OK SE.. Is that the intersection that you come to when leaving DCU if you follow the signs to 290?

If so, THAT INTERSECTION IS EVIL!!!
Traffic from 6 directions and NO STOP LIGHTS!!


----------



## Hb13 (Aug 2, 2006)

screamineagle said:


> how about Kelley square in worcester?


First one that came to my mind. That one sucks with a 25 foot flat bed.


----------



## screamineagle (Jul 11, 2005)

that would be the one Koz. very easy to drive thru, close your eyes and gun it!!!


----------



## Big.G (Nov 28, 2006)

screamineagle said:


> that would be the one Koz. very easy to drive thru, close your eyes and gun it!!!

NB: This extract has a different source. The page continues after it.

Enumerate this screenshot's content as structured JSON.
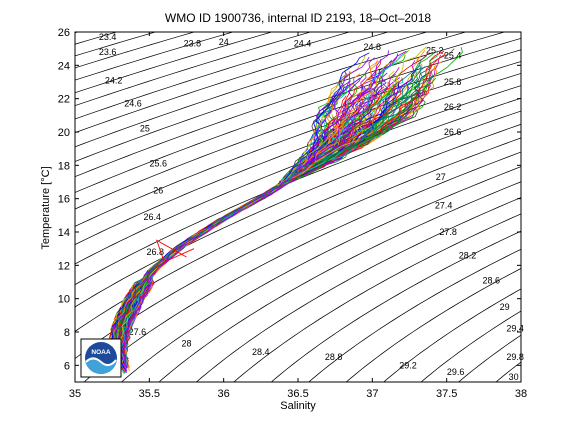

That's the only way to do it!


----------



## Dazy5 (Jan 25, 2008)

screamineagle said:


> how about Kelley square in worcester?


I get nervous everytime I go through it, but it's actually not that bad to get through. At least in my experience.  I still try to avoid it whenever possible...haha.


----------



## JMB1977 (Nov 24, 2007)

Kelley SQ + Rush hour = disaster


----------



## Anonymous (Jan 1, 1970)

Successfully driving through Kelley Square is like a badge of honor. On my second driver's-ed road lesson (at the tender age of 16), my instructor had me drive through Kelley Square and onto 290. It was pretty stressful, but I think it helped make me a better (or worse-you decide) driver.


----------



## Deuce (Sep 27, 2003)

Ahh, Kelly Sq.. Hell lights and sirens don't even get ya through. I've resorted to approaching it like a Baghdad intersection; M4 out the window...


----------



## jettsixx (Dec 10, 2005)

Hb13 said:


> First one that came to my mind. That one sucks with a 25 foot flat bed.


Try it with a full Semi with a 53' trailer on the back at rush hour. Sad sometimes I actually miss those days.


----------



## Barbrady (Aug 5, 2004)

Delta784 said:


> Anyone else remember the old Braintree 5 Corners before the new traffic light system?
> 
> Five roads into one intersection, no lights except for a flashing yellow on a small island in the middle of the intersection. Chaos on a daily basis.


I do, truly a nightmare. What about the Bourne/Sagamore rotary..that was always a mess to deal with too.


----------